No matter how they moved so much beer in an industry still dominated by the likes of Anheuser-Busch, Miller, and Coors, the sizes of Boston Beer and Pete's were together the single, biggest boost to craft beer since perhaps the legalization of homebrewing at the federal level in 1978. Simply put, the two were able to put craft beer in front of more consumer eyeballs than any other
thing or combination of things. It was not just the radio ads or the national television spots: there were bar and restaurant promotions manifested in thousands of cozies, stickers, coasters, sandwich signs, banners and boards; T-shirts and glassware; stunts like Koch sitting over a dunking booth filled with Boston Lager or Slosberg in a tub of bottles of Wicked Ale; Slosberg presenting Pete Wilson with a Pete's jacket in front of reporters at his inauguration as California's governor; Boston Beer in the White House Mess and on Air Force One (the youthful new president, Bill Clinton, was said to prefer Samuel Adams); holiday tie-ins, like Pete's advice for surviving Valentine's Day through beer (“Skip the fattening desserts and instead indulge in a good beer with your valentine”); and both Slosberg and Koch holding forth to audiences big and small—or to a single reporter—on the nuances of craft beer and the brewing process. They both subscribed to the idea that a rising tide would lift all boats, that greater consumer knowledge about craft beer meant greater sales for everybody in the industry, themselves included. Their efforts were not universally appreciated. “I resent it,” Bill Owens of the now-legendary Buffalo Bill's brewpub in Hayward was known to say. “Those people are just top-notch salesmen.”
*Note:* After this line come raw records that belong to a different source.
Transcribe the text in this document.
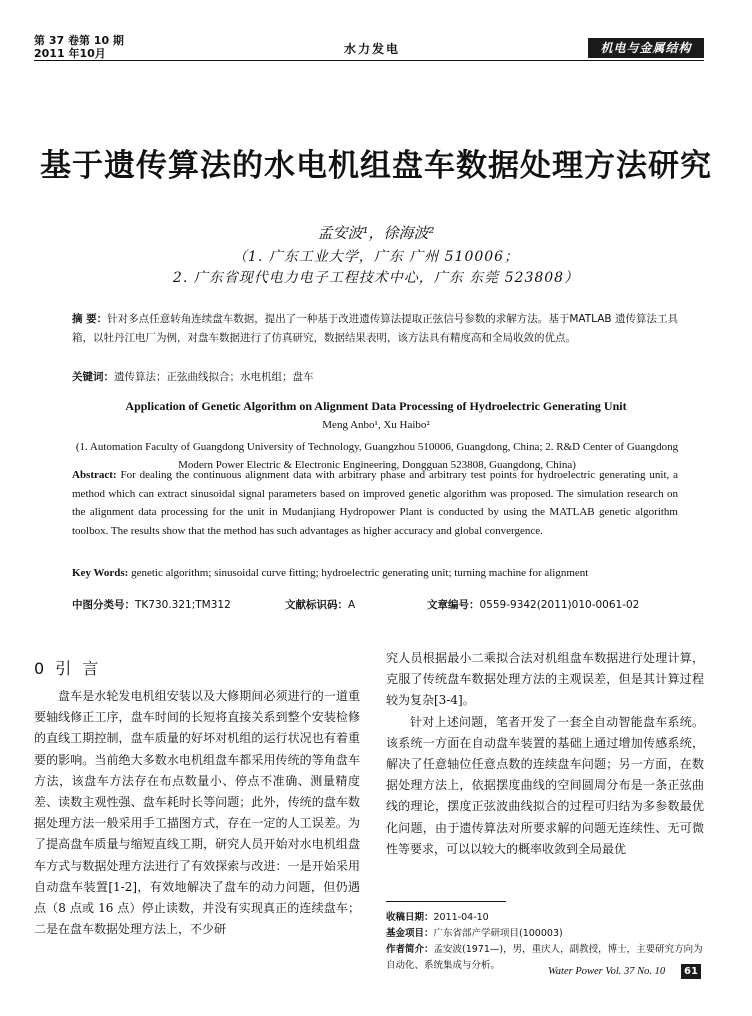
第 37 卷第 10 期
2011 年10月	水力发电	机电与金属结构
基于遗传算法的水电机组盘车数据处理方法研究
孟安波¹，徐海波²
（1. 广东工业大学，广东 广州 510006；
2. 广东省现代电力电子工程技术中心，广东 东莞 523808）
摘 要：针对多点任意转角连续盘车数据，提出了一种基于改进遗传算法提取正弦信号参数的求解方法。基于MATLAB 遗传算法工具箱，以牡丹江电厂为例，对盘车数据进行了仿真研究，数据结果表明，该方法具有精度高和全局收敛的优点。
关键词：遗传算法；正弦曲线拟合；水电机组；盘车
Application of Genetic Algorithm on Alignment Data Processing of Hydroelectric Generating Unit
Meng Anbo¹, Xu Haibo²
(1. Automation Faculty of Guangdong University of Technology, Guangzhou 510006, Guangdong, China; 2. R&D Center of Guangdong Modern Power Electric & Electronic Engineering, Dongguan 523808, Guangdong, China)
Abstract: For dealing the continuous alignment data with arbitrary phase and arbitrary test points for hydroelectric generating unit, a method which can extract sinusoidal signal parameters based on improved genetic algorithm was proposed. The simulation research on the alignment data processing for the unit in Mudanjiang Hydropower Plant is conducted by using the MATLAB genetic algorithm toolbox. The results show that the method has such advantages as higher accuracy and global convergence.
Key Words: genetic algorithm; sinusoidal curve fitting; hydroelectric generating unit; turning machine for alignment
中图分类号：TK730.321;TM312	文献标识码：A	文章编号：0559-9342(2011)010-0061-02
0 引 言

盘车是水轮发电机组安装以及大修期间必须进行的一道重要轴线修正工序，盘车时间的长短将直接关系到整个安装检修的直线工期控制，盘车质量的好坏对机组的运行状况也有着重要的影响。当前绝大多数水电机组盘车都采用传统的等角盘车方法，该盘车方法存在布点数量小、停点不准确、测量精度差、读数主观性强、盘车耗时长等问题；此外，传统的盘车数据处理方法一般采用手工描图方式，存在一定的人工误差。为了提高盘车质量与缩短直线工期，研究人员开始对水电机组盘车方式与数据处理方法进行了有效探索与改进：一是开始采用自动盘车装置[1-2]，有效地解决了盘车的动力问题，但仍遇点（8 点或 16 点）停止读数，并没有实现真正的连续盘车；二是在盘车数据处理方法上，不少研

究人员根据最小二乘拟合法对机组盘车数据进行处理计算，克服了传统盘车数据处理方法的主观误差，但是其计算过程较为复杂[3-4]。

针对上述问题，笔者开发了一套全自动智能盘车系统。该系统一方面在自动盘车装置的基础上通过增加传感系统，解决了任意轴位任意点数的连续盘车问题；另一方面，在数据处理方法上，依据摆度曲线的空间圆周分布是一条正弦曲线的理论，摆度正弦波曲线拟合的过程可归结为多参数最优化问题，由于遗传算法对所要求解的问题无连续性、无可微性等要求，可以以较大的概率收敛到全局最优

收稿日期：2011-04-10
基金项目：广东省部产学研项目(100003)
作者简介：孟安波(1971—)，男，重庆人，副教授，博士，主要研究方向为自动化、系统集成与分析。
Water Power Vol. 37 No. 10	61
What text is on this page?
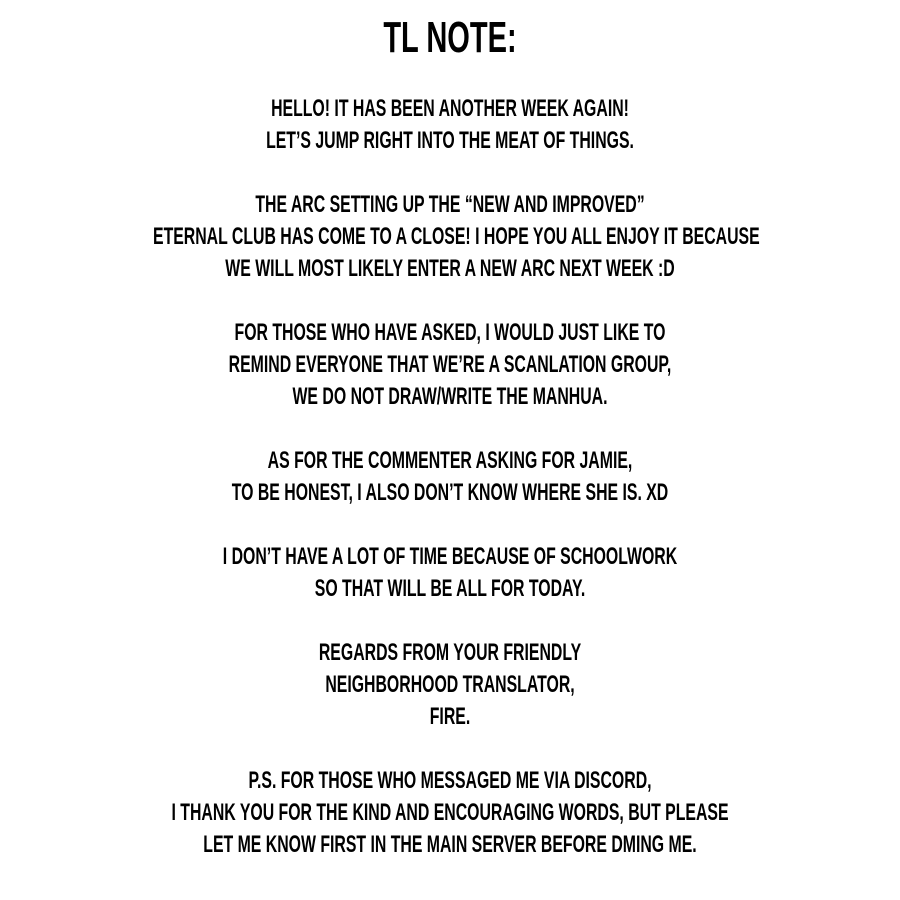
TL NOTE:
HELLO! IT HAS BEEN ANOTHER WEEK AGAIN!
LET’S JUMP RIGHT INTO THE MEAT OF THINGS.
THE ARC SETTING UP THE “NEW AND IMPROVED”
ETERNAL CLUB HAS COME TO A CLOSE! I HOPE YOU ALL ENJOY IT BECAUSE
WE WILL MOST LIKELY ENTER A NEW ARC NEXT WEEK :D
FOR THOSE WHO HAVE ASKED, I WOULD JUST LIKE TO
REMIND EVERYONE THAT WE’RE A SCANLATION GROUP,
WE DO NOT DRAW/WRITE THE MANHUA.
AS FOR THE COMMENTER ASKING FOR JAMIE,
TO BE HONEST, I ALSO DON’T KNOW WHERE SHE IS. XD
I DON’T HAVE A LOT OF TIME BECAUSE OF SCHOOLWORK
SO THAT WILL BE ALL FOR TODAY.
REGARDS FROM YOUR FRIENDLY
NEIGHBORHOOD TRANSLATOR,
FIRE.
P.S. FOR THOSE WHO MESSAGED ME VIA DISCORD,
I THANK YOU FOR THE KIND AND ENCOURAGING WORDS, BUT PLEASE
LET ME KNOW FIRST IN THE MAIN SERVER BEFORE DMING ME.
Jim Koch in the tasting room of the Boston Beer Company's brewery in Jamaica Plain, Boston.
COURTESY OF THE BOSTON BEER COMPANY

Neither Slosberg nor Koch could get out from under the accusation that contract brewing was not really craft brewing. It was true that they had avoided the capital costs of starting a physical brewery, costs that were prone to rise with each expansion and ones that had already helped fell many a predecessor.
Koch, for his part, had opened a brewery in early 1989 at the old Haffenreffer location in Boston for research and development as well as tours; he placed inside it the cornerstone from the old Louis Koch Brewery that he, his father, and Charlie Papazian had found in St. Louis. The Boston brewery, located as it was just off the region's subway system and with powerful champions like Governor Michael Dukakis, who was at the ribbon-cutting, proved remarkably popular with visitors and helped revitalize a run-down area of the city (one of Boston Beer's earliest neighbors was given to killing cats and mounting their bodies on stakes; it was that bad).

But most of Koch's beer was still brewed elsewhere, and all of Slosberg's had been brewed thousands of miles away from the company's nondescript offices since 1988, near Stanford University, although the company would talk about plans for a brewery, perhaps in Northern California. Still, in the early 1990s, there was absolutely no ignoring the sales success of Boston Beer and Pete's and the impact of that success on the movement. It had upped the game just as more players joined—and more spectators than ever watched.